When a condition branches, each branch produces a different set of nupkg entries. Test assertions must match the branch that the test's TFM and configuration activate.
How Pack Tests Work
Pack tests are in StaticWebAssetsPackIntegrationTest. They:
- Create a test project via
CreateAspNetSdkTestAsset() (optionally overriding the TFM)
- Run
dotnet pack against it
- Assert nupkg contents using helper methods:
NuPkgContainsPatterns(nupkgPath, ...patterns) — glob matching
NuPkgContain(nupkgPath, ...exactPaths) — exact path matching
Fixing Pack Test Assertion Failures
When a pack test fails because the nupkg contains different files than expected:
Step 1: Identify the test's TFM
Check how the test creates its asset:
var testAsset = ProjectDirectory.CreateAspNetSdkTestAsset(testAssetName);
var testAsset = ProjectDirectory.CreateAspNetSdkTestAsset(testAssetName, identifier: "net60")
.WithProjectChanges(p => { });
Step 2: Trace the condition in Pack.targets
Open Microsoft.NET.Sdk.StaticWebAssets.Pack.targets and find the Condition attributes on the <ItemGroup> elements that populate pack content.

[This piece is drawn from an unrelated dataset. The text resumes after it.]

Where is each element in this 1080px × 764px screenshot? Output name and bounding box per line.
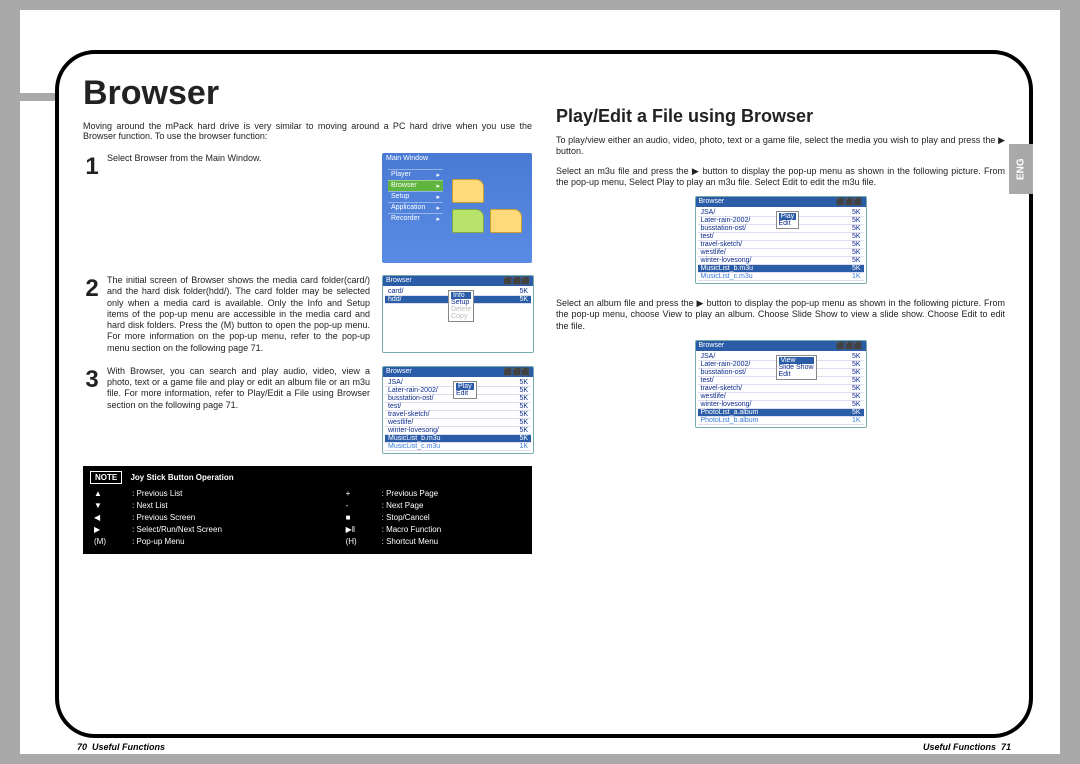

Evaluate which branch fires for the test's TFM.
Step 3: Update assertions to match the active branch
The test assertion must list exactly what the active condition branch puts into the nupkg — no more, no less. Common nupkg paths:
build/{file} — build-time imports and manifests
buildMultiTargeting/{file} — multi-targeting imports
buildTransitive/{file} — transitive dependency imports
staticwebassets/** — the actual asset files
Step 4: Preserve backward-compat tests
Tests that explicitly target older TFMs exist to verify backward compatibility. Their assertions match the older format and must not be updated to the current format. Only update tests whose TFM activates the new condition branch.
Intermediate File Assertions
Some tests verify names of intermediate outputs (files generated during the build but not shipped in the nupkg). These file names are also conditioned — trace the .targets to find the correct intermediate filename for the test's configuration.
Key Locations
| What | Where |
|---|
| Pack targets | src/StaticWebAssetsSdk/Targets/Microsoft.NET.Sdk.StaticWebAssets.Pack.targets |
| Pack tests | test/Microsoft.NET.Sdk.StaticWebAssets.Tests/Pack/StaticWebAssetsPackIntegrationTest.cs |
| Test helpers | NuPkgContainsPatterns, NuPkgContain in the test utilities |
General Principle
When you change pack-related .targets logic (new conditions, new files, changed paths), find every pack test whose TFM and configuration activate the changed branch, and update its assertions. Leave tests on other branches untouched.